Vilius Armalas

Personal information
- Date of birth: 21 July 2000 (age 26)
- Place of birth: Kaunas, Lithuania
- Height: 1.91 m (6 ft 3 in)
- Position: Defender

Team information
- Current team: MTK Budapest
- Number: 26

Youth career
- Stumbras

Senior career*
- Years: Team / Apps / (Gls)
- 2016–2018: Stumbras / 8 / (0)
- 2019–2021: Benfica / 0 / (0)
- 2021: → Hegelmann (loan) / 32 / (2)
- 2022: Kavala / 18 / (1)
- 2022–2025: Hegelmann / 93 / (8)
- 2025–: MTK Budapest / 17 / (0)

International career^{‡}
- 2023–: Lithuania / 12 / (0)

= Vilius Armalas =

Lithuanian footballer (born 2000)

Vilius Armalas (born 21 July 2000) is a Lithuanian professional footballer who plays as a defender for Hungarian Nemzeti Bajnokság I club MTK Budapest.

==Career==
Before the second half of 2018–19, Armalas signed for Portuguese top flight side Benfica.

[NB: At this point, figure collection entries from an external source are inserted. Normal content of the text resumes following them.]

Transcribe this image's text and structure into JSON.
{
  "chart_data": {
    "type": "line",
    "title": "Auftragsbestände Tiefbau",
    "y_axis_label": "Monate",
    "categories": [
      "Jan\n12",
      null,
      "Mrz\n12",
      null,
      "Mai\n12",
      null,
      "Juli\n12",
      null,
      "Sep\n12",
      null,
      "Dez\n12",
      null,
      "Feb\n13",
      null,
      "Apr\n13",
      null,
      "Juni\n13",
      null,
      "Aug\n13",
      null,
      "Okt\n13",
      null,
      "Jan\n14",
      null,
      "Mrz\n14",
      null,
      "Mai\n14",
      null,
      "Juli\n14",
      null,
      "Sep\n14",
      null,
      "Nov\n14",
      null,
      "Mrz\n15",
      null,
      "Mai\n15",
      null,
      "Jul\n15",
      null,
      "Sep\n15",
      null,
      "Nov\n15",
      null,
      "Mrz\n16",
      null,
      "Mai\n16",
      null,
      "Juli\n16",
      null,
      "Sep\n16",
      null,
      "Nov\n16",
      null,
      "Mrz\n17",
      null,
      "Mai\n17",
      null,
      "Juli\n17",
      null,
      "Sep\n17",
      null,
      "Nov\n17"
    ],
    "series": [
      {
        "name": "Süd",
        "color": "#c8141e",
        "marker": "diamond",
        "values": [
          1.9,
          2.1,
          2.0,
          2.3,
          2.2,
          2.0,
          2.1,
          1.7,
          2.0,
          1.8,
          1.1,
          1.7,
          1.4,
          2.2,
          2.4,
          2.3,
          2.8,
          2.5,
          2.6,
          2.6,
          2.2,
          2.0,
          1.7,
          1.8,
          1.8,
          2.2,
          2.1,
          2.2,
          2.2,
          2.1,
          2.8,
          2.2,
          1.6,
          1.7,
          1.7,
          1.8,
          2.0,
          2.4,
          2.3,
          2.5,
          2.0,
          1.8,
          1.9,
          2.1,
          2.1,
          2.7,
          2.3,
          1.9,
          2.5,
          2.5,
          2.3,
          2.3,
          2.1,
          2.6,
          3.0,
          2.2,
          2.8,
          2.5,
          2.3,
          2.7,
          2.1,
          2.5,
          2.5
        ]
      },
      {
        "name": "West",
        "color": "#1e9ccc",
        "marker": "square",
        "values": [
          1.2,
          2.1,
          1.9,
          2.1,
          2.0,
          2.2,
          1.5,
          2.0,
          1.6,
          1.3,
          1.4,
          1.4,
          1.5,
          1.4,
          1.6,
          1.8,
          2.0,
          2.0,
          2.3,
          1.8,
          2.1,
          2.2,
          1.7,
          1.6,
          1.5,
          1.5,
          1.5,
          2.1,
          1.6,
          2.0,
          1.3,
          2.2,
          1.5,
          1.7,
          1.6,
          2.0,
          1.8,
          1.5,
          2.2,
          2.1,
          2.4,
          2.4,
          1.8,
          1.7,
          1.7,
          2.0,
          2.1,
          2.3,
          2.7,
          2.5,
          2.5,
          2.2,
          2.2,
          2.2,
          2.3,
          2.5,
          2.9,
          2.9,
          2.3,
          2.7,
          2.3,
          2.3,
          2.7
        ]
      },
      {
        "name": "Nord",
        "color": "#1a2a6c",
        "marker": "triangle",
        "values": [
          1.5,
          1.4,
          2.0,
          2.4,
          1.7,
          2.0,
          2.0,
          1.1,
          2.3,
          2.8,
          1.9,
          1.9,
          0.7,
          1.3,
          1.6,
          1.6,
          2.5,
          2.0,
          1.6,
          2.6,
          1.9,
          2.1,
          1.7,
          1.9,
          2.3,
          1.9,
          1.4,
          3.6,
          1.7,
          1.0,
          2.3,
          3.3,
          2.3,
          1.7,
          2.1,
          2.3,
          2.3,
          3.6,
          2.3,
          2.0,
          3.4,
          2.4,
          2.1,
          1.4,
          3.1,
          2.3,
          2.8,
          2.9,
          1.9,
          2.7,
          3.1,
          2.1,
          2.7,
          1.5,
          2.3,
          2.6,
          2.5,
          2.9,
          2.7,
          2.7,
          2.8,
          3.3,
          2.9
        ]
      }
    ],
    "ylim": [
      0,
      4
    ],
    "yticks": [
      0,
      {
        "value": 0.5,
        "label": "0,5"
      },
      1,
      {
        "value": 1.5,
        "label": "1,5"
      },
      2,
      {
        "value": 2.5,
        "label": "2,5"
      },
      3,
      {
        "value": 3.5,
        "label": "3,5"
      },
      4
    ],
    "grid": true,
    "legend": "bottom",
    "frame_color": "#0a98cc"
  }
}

Before the 2021 season, he was sent on loan to Hegelmann in Lithuania. Before the second half of 2021–22, he signed for Greek club Kavala. On 26 January 2022, Armalas debuted for Kavala during a 1–0 win over Trikala.

===MTK Budapest===
On 21 December 2025 Armalas signed for Hungarian Nemzeti Bajnokság I club MTK Budapest.